Here’s what Romeo really wants to know, though: Will Scooter finally come out?
Wallflower dances with Emma Watson
Stephen Chbosky’s The Perks of Being a Wallflower is one
of those beloved young-adult novels that always turns up on the lists of Most
Frequently Banned Books, since it deals with (gasp) homosexuality, suicide and
drug use. And now you can expect the book to become even more famous because
it’s going to be a movie. Logan Lerman (Percy Jackson and the Olympians: The
Lightning Thief) will play Charlie, a high-school outcast whose horizons are
expanded when he is befriended by two unusual seniors, step-siblings Patrick
and Samantha. The beautiful and uninhibited Samantha will be played by Emma
Watson, in one of her first major post–Harry Potter roles, but no actor has
yet been chosen to play Patrick, a gay student who’s having a secret affair
with a closeted football player. Chbosky will adapt and direct his own novel
for producer John Malkovich, and Mae Whitman (Scott Pilgrim vs. the World)
co-stars. Let the protests resume. Not among uptight parents, mind you, but
among real life wallflowers resentful that they’re always being portrayed in
movies by astoundingly attractive young actors.

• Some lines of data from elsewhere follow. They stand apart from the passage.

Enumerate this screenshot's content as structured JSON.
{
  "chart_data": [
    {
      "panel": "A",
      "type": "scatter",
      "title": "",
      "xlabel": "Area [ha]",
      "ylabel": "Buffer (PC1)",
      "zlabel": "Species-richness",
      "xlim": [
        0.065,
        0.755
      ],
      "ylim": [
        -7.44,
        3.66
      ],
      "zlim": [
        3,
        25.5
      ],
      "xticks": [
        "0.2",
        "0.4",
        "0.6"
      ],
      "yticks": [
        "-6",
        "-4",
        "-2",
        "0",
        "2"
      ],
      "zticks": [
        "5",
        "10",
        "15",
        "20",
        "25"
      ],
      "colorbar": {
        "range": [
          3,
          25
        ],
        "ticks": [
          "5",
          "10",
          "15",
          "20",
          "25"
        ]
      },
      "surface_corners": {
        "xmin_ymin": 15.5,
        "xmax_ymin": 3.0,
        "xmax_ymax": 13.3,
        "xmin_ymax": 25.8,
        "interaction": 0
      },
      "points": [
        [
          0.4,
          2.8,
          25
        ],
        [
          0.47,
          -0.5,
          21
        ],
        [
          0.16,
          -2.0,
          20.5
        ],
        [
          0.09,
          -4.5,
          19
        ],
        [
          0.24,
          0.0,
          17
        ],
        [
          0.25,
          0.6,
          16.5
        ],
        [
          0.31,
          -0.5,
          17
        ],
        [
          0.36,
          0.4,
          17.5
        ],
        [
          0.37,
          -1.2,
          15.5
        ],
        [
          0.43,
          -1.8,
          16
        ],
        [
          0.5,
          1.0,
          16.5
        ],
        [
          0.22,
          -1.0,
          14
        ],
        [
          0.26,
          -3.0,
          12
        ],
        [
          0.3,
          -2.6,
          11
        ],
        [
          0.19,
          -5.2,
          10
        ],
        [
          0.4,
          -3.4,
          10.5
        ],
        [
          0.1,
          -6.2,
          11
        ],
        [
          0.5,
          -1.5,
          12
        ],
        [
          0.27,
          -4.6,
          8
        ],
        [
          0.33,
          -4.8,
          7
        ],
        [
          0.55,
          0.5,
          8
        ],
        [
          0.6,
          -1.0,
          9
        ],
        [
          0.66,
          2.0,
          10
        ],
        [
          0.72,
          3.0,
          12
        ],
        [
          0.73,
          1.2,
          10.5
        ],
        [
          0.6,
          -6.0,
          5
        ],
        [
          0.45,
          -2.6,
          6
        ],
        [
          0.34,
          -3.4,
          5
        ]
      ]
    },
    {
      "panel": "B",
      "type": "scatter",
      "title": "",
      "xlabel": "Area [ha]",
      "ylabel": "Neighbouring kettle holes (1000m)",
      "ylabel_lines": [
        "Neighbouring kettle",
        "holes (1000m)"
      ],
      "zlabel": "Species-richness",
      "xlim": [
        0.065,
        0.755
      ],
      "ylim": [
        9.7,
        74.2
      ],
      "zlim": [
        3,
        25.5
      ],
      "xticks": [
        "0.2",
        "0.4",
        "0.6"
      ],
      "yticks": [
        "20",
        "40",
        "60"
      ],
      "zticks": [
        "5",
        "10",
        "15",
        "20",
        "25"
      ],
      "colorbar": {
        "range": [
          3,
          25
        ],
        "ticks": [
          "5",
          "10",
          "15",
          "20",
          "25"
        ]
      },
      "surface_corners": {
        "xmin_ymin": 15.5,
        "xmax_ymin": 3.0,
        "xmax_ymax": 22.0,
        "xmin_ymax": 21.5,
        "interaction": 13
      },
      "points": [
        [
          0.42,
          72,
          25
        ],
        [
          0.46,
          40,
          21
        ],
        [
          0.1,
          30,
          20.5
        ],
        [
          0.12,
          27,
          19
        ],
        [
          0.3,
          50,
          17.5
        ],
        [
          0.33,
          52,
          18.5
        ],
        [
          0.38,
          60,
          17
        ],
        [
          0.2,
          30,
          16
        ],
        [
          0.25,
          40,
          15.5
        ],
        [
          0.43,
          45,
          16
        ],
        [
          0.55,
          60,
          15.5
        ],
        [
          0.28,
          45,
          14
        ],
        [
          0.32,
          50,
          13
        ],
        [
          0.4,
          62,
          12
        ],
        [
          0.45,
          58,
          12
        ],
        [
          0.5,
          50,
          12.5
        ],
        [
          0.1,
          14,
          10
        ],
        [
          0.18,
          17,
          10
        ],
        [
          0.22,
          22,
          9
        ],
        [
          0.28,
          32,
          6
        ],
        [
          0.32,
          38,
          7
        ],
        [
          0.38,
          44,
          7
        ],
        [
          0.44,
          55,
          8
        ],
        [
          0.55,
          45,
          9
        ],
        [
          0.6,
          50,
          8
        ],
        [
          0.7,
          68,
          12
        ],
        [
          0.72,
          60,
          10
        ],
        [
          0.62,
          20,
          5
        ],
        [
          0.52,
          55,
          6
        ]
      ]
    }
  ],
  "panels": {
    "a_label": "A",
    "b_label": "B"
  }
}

Staring back at Marina Abramovic
You don’t have to have stood in line with Bjork and James
Franco at New York’s Museum of Modern Art last year to have heard about the
700-hour-long staring contest that Serbian performance artist Marina Abramovic
undertook with anyone and everyone willing to sit opposite her and gaze into
her eyes. The piece made headlines outside of the art world for its sheer
audacity (and, yes, its celebrity fans).
The next step for Abramovic, then, feels exactly right: she
will collaborate with Willem Dafoe and some high-profile gays for a theater
piece about herself. The Life and Death of Marina Abramovic will have its
world premiere this summer in Manchester, England and will be directed by
avant-garde A-lister Robert Wilson, with musical input from Antony of Antony
and The Johnsons, as well as experimental electronic band Matmos (comprised of
M.C. Schmidt and Drew Daniel, partners in life as well as music). In other
words, big stars to people whose tastes run well outside the mainstream. And
you know what that means: Bjork is going to scoop up all the front row seats
unless you fans of weird stuff book your tickets – both for the theater and for
the flight to England – now.
Sean Hayes A fine choice for The Three Stooges
Two stooges down, one Moe to go –
that’s the latest casting news from the production camp of The Three Stooges,
the upcoming feature about the knuckleheaded kings of physical comedy from
filmmakers Peter and Bobby Farrelly. Curly came along first in the form of Will
Sasso ($#*! My Dad Says) and now Sean Hayes has signed on to play Larry. It
makes perfect sense, of course, since Hayes has a strong physical comedy
background from his time spent as the exuberant Jack on Will & Grace. And
there’s even a slight resemblance to the former boxer-turned-comic actor, minus
all that frizzy hair. No word yet about whose names appear on the Moe short
list, but no matter who winds up with the weird bowl haircut, the Farrelly
brothers have already made a solemn vow that there will be "non-stop slapping"
when this thing eventually hits multiplex screens. Finally, a biopic with its
priorities in line.
Romeo San Vicente thinks Curly was the sexy one. And the less said about Shemp the better.